Our liturgies serve many purposes. Two are very clear when it comes to prayer: they offer us the context for 'when two or three are gathered' prayer. Where we 'can agree with each other', an attitude our Lord promised would lead to answered prayer (Matthew 18:19-20).
They also offer us models and reminders of what we ought to be praying. When we use the Litany, for example, I am always challenged to be more outward and wider scoped in my prayers. Individualism and its corporate version, parochialism, rob us of the sheer joy and scope of prayer. When we pray from all evil and mischief, from pride, vanity and hypocrisy; from envy, hatred and malice; and all evil intent good Lord, deliver us and from sloth, worldliness and love of money; from hardness of heart and contempt of your word and your laws good Lord deliver us I am always reminded, that though I am a fully justified adopted child of the living God through faith in Jesus, I am still a work in progress and nowhere near as good or Godly as I am tempted to think I am.
The Litany helps me to think of and pray for a wide range of others; like those who serve as ministers of the gospel, who govern or administer our laws, who use the earth’s resources, who are deceived, sick, or enemies. Listen to these short petitions: Enlighten your ministers with knowledge and understanding, that by their teaching and lives they may proclaim your word. Endue the members of our parliaments and all who govern us with wisdom and understanding. Give us the will to use the resources of the earth to your glory and for the good of all. Heal the sick in body and mind, and provide for the homeless, the hungry and the destitute. Forgive our enemies, persecutors and slanderers and turn their hearts.

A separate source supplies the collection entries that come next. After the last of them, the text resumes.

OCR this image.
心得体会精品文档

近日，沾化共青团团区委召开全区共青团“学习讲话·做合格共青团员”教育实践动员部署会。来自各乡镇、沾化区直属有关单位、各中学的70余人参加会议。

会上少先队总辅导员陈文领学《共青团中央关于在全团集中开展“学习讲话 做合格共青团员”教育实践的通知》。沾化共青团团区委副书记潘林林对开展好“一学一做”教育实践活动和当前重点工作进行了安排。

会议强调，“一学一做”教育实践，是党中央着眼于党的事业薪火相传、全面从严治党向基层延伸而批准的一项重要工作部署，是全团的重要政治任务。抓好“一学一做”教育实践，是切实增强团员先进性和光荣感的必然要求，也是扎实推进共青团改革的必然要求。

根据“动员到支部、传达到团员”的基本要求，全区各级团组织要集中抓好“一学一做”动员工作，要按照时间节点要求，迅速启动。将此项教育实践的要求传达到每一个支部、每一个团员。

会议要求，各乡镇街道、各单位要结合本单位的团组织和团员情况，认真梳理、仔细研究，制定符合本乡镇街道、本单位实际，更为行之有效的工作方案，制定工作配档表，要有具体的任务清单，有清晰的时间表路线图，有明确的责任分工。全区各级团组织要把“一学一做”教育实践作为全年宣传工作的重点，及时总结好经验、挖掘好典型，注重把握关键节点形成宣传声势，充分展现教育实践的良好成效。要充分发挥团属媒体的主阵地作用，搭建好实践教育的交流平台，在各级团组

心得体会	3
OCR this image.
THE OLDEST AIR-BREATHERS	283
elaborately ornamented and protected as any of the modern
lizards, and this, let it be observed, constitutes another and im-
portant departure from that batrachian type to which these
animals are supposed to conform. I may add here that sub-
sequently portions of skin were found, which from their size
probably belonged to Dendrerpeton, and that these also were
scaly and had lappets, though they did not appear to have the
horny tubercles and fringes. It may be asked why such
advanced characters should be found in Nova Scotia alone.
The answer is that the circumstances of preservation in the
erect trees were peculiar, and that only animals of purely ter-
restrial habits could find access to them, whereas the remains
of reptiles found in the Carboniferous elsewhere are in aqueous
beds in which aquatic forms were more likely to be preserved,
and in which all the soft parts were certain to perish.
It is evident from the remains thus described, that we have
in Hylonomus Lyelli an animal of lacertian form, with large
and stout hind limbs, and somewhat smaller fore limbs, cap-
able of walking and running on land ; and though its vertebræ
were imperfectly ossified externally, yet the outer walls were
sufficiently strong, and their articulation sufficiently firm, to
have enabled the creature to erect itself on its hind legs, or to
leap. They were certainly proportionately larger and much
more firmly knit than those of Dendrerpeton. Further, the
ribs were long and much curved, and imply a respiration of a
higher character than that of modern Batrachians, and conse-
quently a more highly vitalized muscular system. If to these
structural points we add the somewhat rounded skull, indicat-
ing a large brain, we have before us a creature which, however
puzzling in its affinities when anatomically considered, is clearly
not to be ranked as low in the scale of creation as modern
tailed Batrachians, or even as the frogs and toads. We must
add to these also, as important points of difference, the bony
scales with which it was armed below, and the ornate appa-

Of course, there is a danger in set prayers and they are not necessary to a full and rich prayer life. They can however, be a wonderful aid in helping us to pray more deeply about our real need for growth, and more widely than we may otherwise do. They are a source of great instruction and reminder of the rich blessing we can be to others, known and unknown, through prayer. And as with most service to others we are the most richly blessed.